Heinrich Drake hatte mich Mitte Dezember 1968 noch einmal zu einem Gespräch
über die Kreisreform zu sich nach Hause eingeladen. Am 18.12.1968 schickte er mir
einen langen Vermerk mit einer "Antwort auf unser Gespräch". Es ging um die Frage,
was für die Menschen in Lippe die bessere Lösung sei, ein Kreis oder zwei Kreise. Er
hatte sich noch nicht entschieden! In anderen Fragen, die wir besprochen haben,
waren wir uns einig; so auch darin, "dass man die Punktationen nicht immer
erwähnen soll". Mein letztes Gespräch in seinem Hause hatte ich mit Heinrich Drake
am Samstag vor seiner Einlieferung in das Krankenhaus im Mai 1970. Ich werde
später einmal über das Gespräch berichten oder einen Vermerk hinterlegen.

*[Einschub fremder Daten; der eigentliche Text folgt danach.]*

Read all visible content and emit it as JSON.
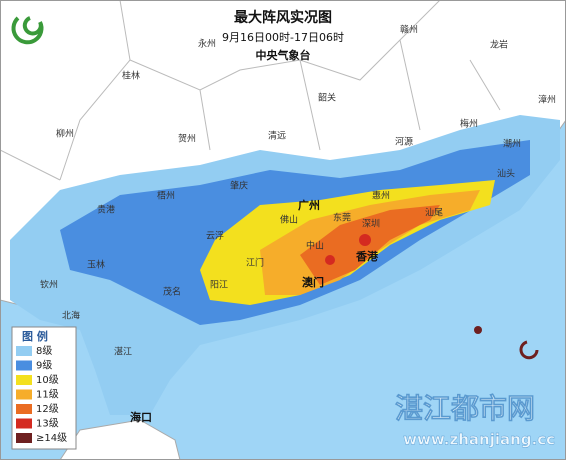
{
  "header": {
    "title": "最大阵风实况图",
    "date": "9月16日00时-17日06时",
    "agency": "中央气象台"
  },
  "legend": {
    "title": "图 例",
    "items": [
      {
        "label": "8级",
        "color": "#93cdf2"
      },
      {
        "label": "9级",
        "color": "#4a8ee0"
      },
      {
        "label": "10级",
        "color": "#f3e01e"
      },
      {
        "label": "11级",
        "color": "#f6ad2a"
      },
      {
        "label": "12级",
        "color": "#ea6c22"
      },
      {
        "label": "13级",
        "color": "#d42a20"
      },
      {
        "label": "≥14级",
        "color": "#6e2020"
      }
    ]
  },
  "cities": [
    "永州",
    "赣州",
    "龙岩",
    "桂林",
    "韶关",
    "漳州",
    "梅州",
    "柳州",
    "贺州",
    "清远",
    "河源",
    "潮州",
    "汕头",
    "肇庆",
    "广州",
    "惠州",
    "梧州",
    "贵港",
    "佛山",
    "东莞",
    "深圳",
    "汕尾",
    "云浮",
    "江门",
    "中山",
    "香港",
    "澳门",
    "玉林",
    "阳江",
    "茂名",
    "钦州",
    "北海",
    "湛江",
    "海口"
  ],
  "watermark": {
    "name": "湛江都市网",
    "url": "www.zhanjiang.cc"
  }
}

Nach der kommunalen Gebietsreform war die nächste "Herkules-Aufgabe" die
Bildung einer neuen Kreisverwaltung, die in der Lage war, die Aufgaben der Zukunft
zu lösen.
Unser größtes Kapital sind die fleißigen, zuverlässigen und treuen Menschen in
Lippe, die mit großer Aufgeschlossenheit das Land vorangebracht haben. Ihr
Gemeinsinn ist ihre Stärke im täglichen Zusammenleben. Sie haben die Flüchtlinge
und Vertriebenen mit großer Menschlichkeit aufgenommen. Vor den Bürgermeistern
der damaligen 168 Städte und Gemeinden in Lippe ziehe ich heute noch den Hut! Und das andere große Kapital ist die Landschaft unseres schönen Lipperlandes.
Das ist Lippe! Würde es nicht zu Nordrhein-Westfalen gehören, fehlte dem Land ein
wichtiger Teil für die Gegenwart und für die Zukunft. Mit Stolz blicken die Lipper
deshalb auf das Wappen des Landes, dem sie seit 60 Jahren angehören, das seine
Stärke aus dem Bewusstsein für das Gemeinsame, vor allem aber aus der Vielfalt
seiner Regionen gewinnt.
Die Lippische Rose schmückt uns alle. Wer sich dem Dritten Landesteil verbunden
fühlt, darf daher auch sagen: Das ist mein Lippe!